I had to stop working in October, 1998. I didn't want to leave. I had reached the executive level in my company. Further than I ever dreamed possible. I had a wonderful group working with me . We were friends. We still are. I had lunch with a bunch of them today. Another one was over for dinner this past Monday evening.

That was another life. It almost seems like that other life belongs to someone else. Not me. This me gets up around 8:30-9. Has a leisurely breakfast. Mixes flolan. If I'm going out, it is soon after this. I get tired as the day goes on.

That other person - me - was at work by 7. Often not home until 6. Very active. Traveling to meetings in New Jersey and Pennsylvania. Boundless energy.

I miss her.



Saturday, July 15 2000

It is Saturday today. I had a very restless night last night. I went to bed nauseous. Up frequently to unload a ton of water. Why does my body decide to release the water at night? I can think of so many more convenient times. I got up this morning feeling totally wrecked. I had promised my daughter, Jennifer, that I would go furniture shopping with her. Drat!! I can't move.

She came at about 10a.m. She was very gracious about my reneging on our plans. But the strangest thing happened. I started to feel better. I got dressed and announced that we were going.

It was a neat day. I'll skip over the dismal mistake of going to Ikea. Very crowded. Screaming children. Armond carrying my oxygen tank with 14 feet of tubing on it. Me meanering along totally forgetting that I can't go across an aisle from Armond because of the tubing - we'd trip all of the shoppers!!

Oh what a mistake. We left, went to a REAL furniture store. She found a bedroom set and a computer desk. Just what she wanted to accomplish. We then went out to a very late lunch - that way we could have dessert for dinner!!

Today was a gift. I got to do what I planned.

I am also trying not to think about the swollen lymph nodes that showed up on my mammogram last week. The doctor wants me to see a specialist. I am going to Cape May, New Jersey this Tuesday. We meet our friends from Northern New Jersey there...just like we have done for the past 20 years (with the exception of the past 3 years because I was so sick). I'll take one of the liquid oxygen reservoirs, three portables, and the electronic scooter to get around.

I love the beach. I love the ocean. It is o.k. just to sit nearby and listen to waves. I will think about the swollen lymph nodes next week.

I seem to have reached a plateau. I am still increasing my flolan, but I don't seem to be getting better. I still need that darn oxygen.



Saturday, September 16 2000

Hello Diary. It's been two months since we spoke. The great lymph node caper (as I have come to call it) turned out to be much ado about nothing. Thank G-D!!!! I saw the surgeon. She looked at the xrays and was 'unimpressed' (her words). She examined me and was still unimpressed. Glad that is over with.

We spent 5 days in Cape May in July. It was very nice. We are going back with the same friends in October.
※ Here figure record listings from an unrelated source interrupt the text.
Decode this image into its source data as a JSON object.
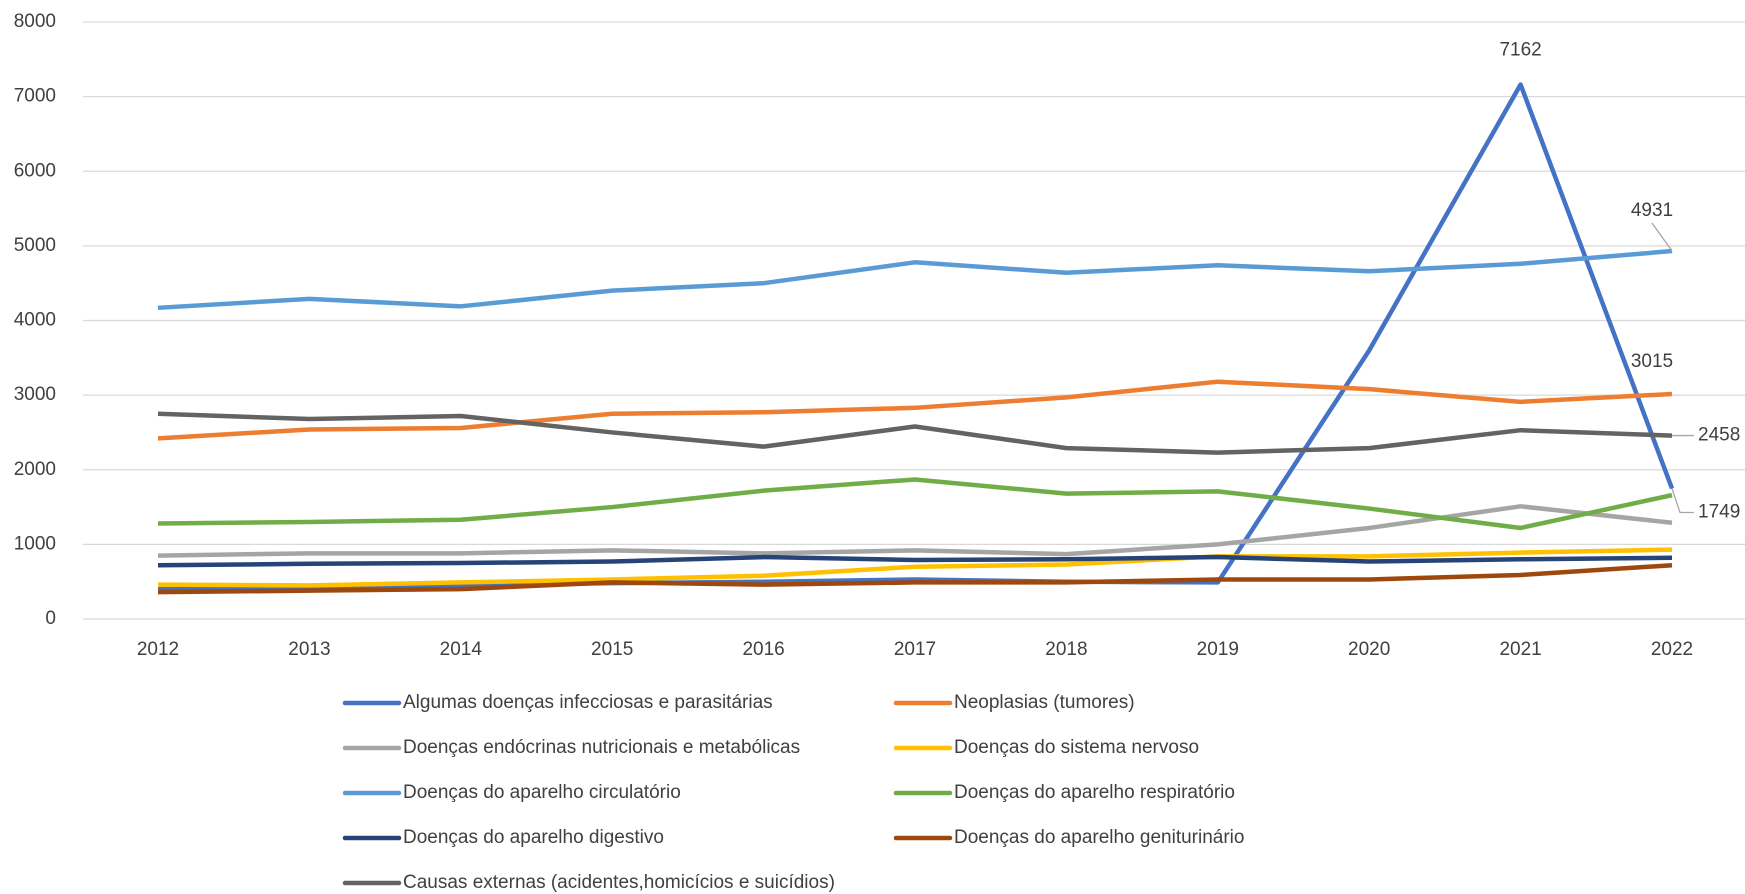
{
  "chart_data": {
    "type": "line",
    "categories": [
      "2012",
      "2013",
      "2014",
      "2015",
      "2016",
      "2017",
      "2018",
      "2019",
      "2020",
      "2021",
      "2022"
    ],
    "ylim": [
      0,
      8000
    ],
    "yticks": [
      0,
      1000,
      2000,
      3000,
      4000,
      5000,
      6000,
      7000,
      8000
    ],
    "grid": true,
    "series": [
      {
        "name": "Algumas doenças infecciosas e parasitárias",
        "color": "#4472c4",
        "values": [
          400,
          420,
          450,
          480,
          500,
          530,
          500,
          490,
          3600,
          7162,
          1749
        ],
        "labeled_points": [
          9,
          10
        ]
      },
      {
        "name": "Neoplasias (tumores)",
        "color": "#ed7d31",
        "values": [
          2420,
          2540,
          2560,
          2750,
          2770,
          2830,
          2970,
          3180,
          3080,
          2910,
          3015
        ],
        "labeled_points": [
          10
        ]
      },
      {
        "name": "Doenças endócrinas nutricionais e metabólicas",
        "color": "#a5a5a5",
        "values": [
          850,
          880,
          880,
          920,
          880,
          920,
          870,
          1000,
          1220,
          1510,
          1290
        ]
      },
      {
        "name": "Doenças do sistema nervoso",
        "color": "#ffc000",
        "values": [
          460,
          450,
          490,
          530,
          580,
          700,
          730,
          840,
          840,
          890,
          930
        ]
      },
      {
        "name": "Doenças do aparelho circulatório",
        "color": "#5b9bd5",
        "values": [
          4170,
          4290,
          4190,
          4400,
          4500,
          4780,
          4640,
          4740,
          4660,
          4760,
          4931
        ],
        "labeled_points": [
          10
        ]
      },
      {
        "name": "Doenças do aparelho respiratório",
        "color": "#70ad47",
        "values": [
          1280,
          1300,
          1330,
          1500,
          1720,
          1870,
          1680,
          1710,
          1480,
          1220,
          1660
        ]
      },
      {
        "name": "Doenças do aparelho digestivo",
        "color": "#264478",
        "values": [
          720,
          740,
          750,
          770,
          830,
          790,
          800,
          830,
          770,
          800,
          820
        ]
      },
      {
        "name": "Doenças do aparelho geniturinário",
        "color": "#9e480e",
        "values": [
          360,
          380,
          400,
          490,
          460,
          490,
          490,
          530,
          530,
          590,
          720
        ]
      },
      {
        "name": "Causas externas (acidentes,homicícios e suicídios)",
        "color": "#636363",
        "values": [
          2750,
          2680,
          2720,
          2500,
          2310,
          2580,
          2290,
          2230,
          2290,
          2530,
          2458
        ],
        "labeled_points": [
          10
        ]
      }
    ]
  }
}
We spent some time at a home furnishings store today. The construction on the home theater is progressing and it is time to think about furnishing. We have preliminary plans and the designer from the store is visiting our house this week to see what we are starting with.

I have been increasing the flolan more agressively since July. The doctor decided that I was increasing too slowly and was not getting maximum benefit from the medication. I've been increasing by 2 nanograms each week. Am I starting to breathe better? Or is it my imagination? The stuff doesn't agree with my stomach, however. I've lost 45 pounds since January. When I can eat (maybe once a day) I get filled very quickly. So I don't eat much. The weight loss is good at this point. I still have a bunch more to go. But never in my wildest dreams did I think that I would not be able to eat.

The irony here is not lost. Didn't diet drugs start this whole mess?? Don't think about it.



Friday, November 9 2001

Final entry

Carol passed away the evening of November 9, 2001. Carol had many friends within the PH community. She was a pioneer in online support for patients. She helped many and was helped by many. Carol, we miss you.